Alternatively, one notes that groups and Lie algebras are equipped with a canonical anti-automorphism, so one can always switch between left and right actions using it. For groups this is the inversion map $\iota\colon G\to G$, given by $\iota(g)=g^{-1}$, while for Lie algebras, it is $a=d\iota(x)$ where $a(x) = -x$, for all $x \in \mathfrak g$. Thus, for example, if you take the induced action of $G$ on $\mathcal C(X)$ to be given by the formula $g(f)(x) = f(g^{-1}.x)$, then you obtain a left linear action (or left representation) of $G$ on $\mathcal C(X)$. If you then differentiate it you obtain a Lie algebra homomorphism $\mathfrak g \to \mathfrak X(X)$.
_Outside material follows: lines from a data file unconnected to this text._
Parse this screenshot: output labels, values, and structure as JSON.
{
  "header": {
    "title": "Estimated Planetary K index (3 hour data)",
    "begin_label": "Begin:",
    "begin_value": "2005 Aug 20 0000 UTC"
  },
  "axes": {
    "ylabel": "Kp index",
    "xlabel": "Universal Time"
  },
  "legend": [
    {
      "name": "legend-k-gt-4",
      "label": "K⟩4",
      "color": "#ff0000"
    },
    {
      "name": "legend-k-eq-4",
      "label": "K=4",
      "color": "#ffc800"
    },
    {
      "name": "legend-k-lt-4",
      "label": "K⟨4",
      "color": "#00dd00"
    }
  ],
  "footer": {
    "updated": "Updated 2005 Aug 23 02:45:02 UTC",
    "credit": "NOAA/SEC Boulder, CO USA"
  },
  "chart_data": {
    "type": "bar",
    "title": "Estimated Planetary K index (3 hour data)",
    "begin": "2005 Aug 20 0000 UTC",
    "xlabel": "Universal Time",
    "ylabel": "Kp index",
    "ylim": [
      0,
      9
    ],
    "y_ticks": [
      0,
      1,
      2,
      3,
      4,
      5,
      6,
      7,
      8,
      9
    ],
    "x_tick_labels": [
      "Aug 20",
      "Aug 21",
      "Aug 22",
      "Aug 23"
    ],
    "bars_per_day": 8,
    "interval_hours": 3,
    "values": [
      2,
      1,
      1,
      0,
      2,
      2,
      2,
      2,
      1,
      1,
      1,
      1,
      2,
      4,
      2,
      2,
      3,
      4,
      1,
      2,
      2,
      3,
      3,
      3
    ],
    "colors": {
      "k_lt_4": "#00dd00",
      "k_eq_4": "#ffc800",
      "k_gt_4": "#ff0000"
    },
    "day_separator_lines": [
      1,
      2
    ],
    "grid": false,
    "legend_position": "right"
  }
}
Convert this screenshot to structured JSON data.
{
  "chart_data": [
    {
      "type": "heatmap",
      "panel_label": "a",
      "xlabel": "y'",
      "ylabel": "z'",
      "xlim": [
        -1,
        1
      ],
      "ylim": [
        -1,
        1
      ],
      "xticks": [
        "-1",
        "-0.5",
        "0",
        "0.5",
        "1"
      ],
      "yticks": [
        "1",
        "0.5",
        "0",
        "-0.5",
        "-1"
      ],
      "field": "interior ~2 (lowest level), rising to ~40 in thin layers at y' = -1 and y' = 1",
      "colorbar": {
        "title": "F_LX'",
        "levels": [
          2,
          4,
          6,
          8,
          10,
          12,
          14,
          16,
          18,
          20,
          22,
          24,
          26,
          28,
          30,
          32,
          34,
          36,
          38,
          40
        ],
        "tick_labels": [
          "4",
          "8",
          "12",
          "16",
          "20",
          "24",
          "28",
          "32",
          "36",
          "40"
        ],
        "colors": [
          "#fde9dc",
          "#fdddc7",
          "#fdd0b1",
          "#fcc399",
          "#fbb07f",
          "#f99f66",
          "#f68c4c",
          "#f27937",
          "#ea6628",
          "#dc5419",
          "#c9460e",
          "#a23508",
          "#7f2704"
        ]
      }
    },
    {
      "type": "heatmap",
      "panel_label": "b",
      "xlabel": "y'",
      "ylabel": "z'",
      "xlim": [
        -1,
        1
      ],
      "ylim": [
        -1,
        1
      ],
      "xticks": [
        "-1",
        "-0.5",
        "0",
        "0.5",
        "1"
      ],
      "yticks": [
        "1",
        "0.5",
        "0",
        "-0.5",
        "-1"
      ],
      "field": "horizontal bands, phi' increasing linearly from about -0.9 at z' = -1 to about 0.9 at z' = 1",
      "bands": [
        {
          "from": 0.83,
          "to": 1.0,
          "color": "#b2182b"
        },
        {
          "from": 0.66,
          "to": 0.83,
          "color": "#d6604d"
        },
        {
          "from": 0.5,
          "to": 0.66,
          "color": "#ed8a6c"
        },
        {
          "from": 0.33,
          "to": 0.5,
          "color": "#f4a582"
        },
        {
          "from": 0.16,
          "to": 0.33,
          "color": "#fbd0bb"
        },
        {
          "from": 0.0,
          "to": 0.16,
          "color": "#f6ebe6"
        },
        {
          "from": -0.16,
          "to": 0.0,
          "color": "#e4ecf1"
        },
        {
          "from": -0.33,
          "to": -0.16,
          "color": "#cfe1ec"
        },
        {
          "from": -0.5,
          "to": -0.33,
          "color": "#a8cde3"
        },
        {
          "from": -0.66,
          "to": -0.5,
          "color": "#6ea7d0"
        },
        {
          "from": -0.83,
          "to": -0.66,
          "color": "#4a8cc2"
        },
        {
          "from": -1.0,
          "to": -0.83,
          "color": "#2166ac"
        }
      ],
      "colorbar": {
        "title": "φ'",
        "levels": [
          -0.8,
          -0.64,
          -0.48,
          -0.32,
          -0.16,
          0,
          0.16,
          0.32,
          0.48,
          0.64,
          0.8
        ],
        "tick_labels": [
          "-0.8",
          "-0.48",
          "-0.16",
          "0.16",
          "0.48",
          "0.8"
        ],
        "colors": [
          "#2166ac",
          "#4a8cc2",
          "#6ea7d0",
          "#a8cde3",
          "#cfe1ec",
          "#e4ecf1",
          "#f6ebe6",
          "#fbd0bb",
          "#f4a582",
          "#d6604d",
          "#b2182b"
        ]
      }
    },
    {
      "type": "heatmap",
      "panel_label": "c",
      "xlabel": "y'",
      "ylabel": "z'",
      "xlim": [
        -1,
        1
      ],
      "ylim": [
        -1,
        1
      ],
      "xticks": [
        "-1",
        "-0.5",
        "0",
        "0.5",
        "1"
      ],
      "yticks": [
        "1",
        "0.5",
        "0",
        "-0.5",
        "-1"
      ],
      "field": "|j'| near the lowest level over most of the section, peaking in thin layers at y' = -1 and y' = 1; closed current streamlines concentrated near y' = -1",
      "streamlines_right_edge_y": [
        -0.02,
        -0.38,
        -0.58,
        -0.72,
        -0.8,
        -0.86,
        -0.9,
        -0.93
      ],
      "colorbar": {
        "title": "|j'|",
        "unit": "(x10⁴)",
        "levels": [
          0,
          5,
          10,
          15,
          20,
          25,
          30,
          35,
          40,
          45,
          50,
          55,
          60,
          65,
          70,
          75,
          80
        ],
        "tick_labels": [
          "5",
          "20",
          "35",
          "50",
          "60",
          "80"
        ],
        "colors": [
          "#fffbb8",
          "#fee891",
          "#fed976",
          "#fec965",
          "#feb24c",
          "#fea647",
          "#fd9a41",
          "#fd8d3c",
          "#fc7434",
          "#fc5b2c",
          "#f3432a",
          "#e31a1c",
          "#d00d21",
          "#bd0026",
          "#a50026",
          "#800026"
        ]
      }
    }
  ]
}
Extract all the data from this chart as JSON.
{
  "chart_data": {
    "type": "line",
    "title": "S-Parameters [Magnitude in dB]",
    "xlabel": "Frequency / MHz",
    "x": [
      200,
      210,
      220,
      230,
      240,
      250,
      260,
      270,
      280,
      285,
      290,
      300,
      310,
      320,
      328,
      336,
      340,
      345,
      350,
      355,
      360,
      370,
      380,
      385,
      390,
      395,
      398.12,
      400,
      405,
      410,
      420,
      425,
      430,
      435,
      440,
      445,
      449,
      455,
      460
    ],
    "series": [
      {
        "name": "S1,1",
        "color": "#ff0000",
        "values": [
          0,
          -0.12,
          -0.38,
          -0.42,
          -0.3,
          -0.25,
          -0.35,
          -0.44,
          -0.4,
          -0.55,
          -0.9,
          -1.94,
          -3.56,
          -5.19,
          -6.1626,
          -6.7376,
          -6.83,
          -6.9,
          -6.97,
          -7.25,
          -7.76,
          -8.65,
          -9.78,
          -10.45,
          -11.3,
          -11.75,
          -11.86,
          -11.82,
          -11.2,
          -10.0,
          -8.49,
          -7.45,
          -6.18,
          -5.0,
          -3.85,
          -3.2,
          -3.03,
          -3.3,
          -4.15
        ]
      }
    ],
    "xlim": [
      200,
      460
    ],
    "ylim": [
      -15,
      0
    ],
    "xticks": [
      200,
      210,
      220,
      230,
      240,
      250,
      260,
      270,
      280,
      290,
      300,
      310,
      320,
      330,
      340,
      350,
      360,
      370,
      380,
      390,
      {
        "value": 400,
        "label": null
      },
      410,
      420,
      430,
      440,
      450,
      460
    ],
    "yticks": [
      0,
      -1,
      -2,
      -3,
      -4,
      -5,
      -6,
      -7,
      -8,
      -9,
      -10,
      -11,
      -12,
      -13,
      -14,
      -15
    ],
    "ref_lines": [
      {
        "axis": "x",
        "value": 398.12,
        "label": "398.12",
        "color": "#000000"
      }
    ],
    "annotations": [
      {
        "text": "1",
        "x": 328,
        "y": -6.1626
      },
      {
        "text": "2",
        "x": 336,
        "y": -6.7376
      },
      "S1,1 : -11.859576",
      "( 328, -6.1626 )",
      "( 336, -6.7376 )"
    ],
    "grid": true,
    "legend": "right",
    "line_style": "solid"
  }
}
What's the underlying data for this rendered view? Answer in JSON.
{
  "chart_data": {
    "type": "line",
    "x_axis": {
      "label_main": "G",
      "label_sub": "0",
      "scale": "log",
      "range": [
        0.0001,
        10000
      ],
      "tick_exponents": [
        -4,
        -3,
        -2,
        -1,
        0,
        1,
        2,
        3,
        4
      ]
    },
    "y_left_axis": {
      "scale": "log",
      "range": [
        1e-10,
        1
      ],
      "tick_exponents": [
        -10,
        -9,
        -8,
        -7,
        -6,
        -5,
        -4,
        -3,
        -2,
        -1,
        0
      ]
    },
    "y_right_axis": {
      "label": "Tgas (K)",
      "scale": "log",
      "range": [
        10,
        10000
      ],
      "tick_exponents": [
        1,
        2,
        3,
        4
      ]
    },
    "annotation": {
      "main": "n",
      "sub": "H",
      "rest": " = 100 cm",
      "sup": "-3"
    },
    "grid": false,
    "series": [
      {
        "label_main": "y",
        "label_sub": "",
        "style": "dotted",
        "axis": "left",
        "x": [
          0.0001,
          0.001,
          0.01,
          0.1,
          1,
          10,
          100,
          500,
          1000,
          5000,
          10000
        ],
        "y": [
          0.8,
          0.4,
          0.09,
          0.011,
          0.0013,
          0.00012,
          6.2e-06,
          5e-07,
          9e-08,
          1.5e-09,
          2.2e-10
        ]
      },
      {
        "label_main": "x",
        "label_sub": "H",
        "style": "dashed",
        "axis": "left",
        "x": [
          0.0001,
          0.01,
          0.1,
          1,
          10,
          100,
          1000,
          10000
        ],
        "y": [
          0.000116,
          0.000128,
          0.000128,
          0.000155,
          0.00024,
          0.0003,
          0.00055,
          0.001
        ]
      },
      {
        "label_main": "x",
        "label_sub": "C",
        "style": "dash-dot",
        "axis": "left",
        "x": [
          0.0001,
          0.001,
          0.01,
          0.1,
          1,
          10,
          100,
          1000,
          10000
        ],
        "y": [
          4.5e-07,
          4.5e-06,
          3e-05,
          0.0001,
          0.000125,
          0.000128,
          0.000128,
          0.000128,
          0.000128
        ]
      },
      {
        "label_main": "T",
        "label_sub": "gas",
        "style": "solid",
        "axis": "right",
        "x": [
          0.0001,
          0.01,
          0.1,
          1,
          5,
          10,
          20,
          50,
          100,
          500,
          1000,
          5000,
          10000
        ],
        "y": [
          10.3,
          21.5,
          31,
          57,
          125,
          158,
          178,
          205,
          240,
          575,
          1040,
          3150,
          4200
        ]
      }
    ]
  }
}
I expect that Chriss-Ginzburg simply failed to specify that they compose with the antiautomorphism $\iota$ or $a=d\iota$ in order to obtain a left-action. In general, it is a good idea to check the definition that is used when an action on a space is used to induce an action on functions on that space before doing any substantial calculations, because signs will change depending on the convention being used. (If the reference studies actions by nonabelian groups, it is likely that they will use the definition given in the formula above, but if all groups used in the reference are abelian (e.g. as may be the case when studying torus actions) then sometimes the definition $g(f)(x) = f(g(x))$.
A publicly available reference on this point can be found here . Meinrenken uses the same choice of signs in \S1.2 of this note, and has a brief discussion on the issue in Remark 1.8.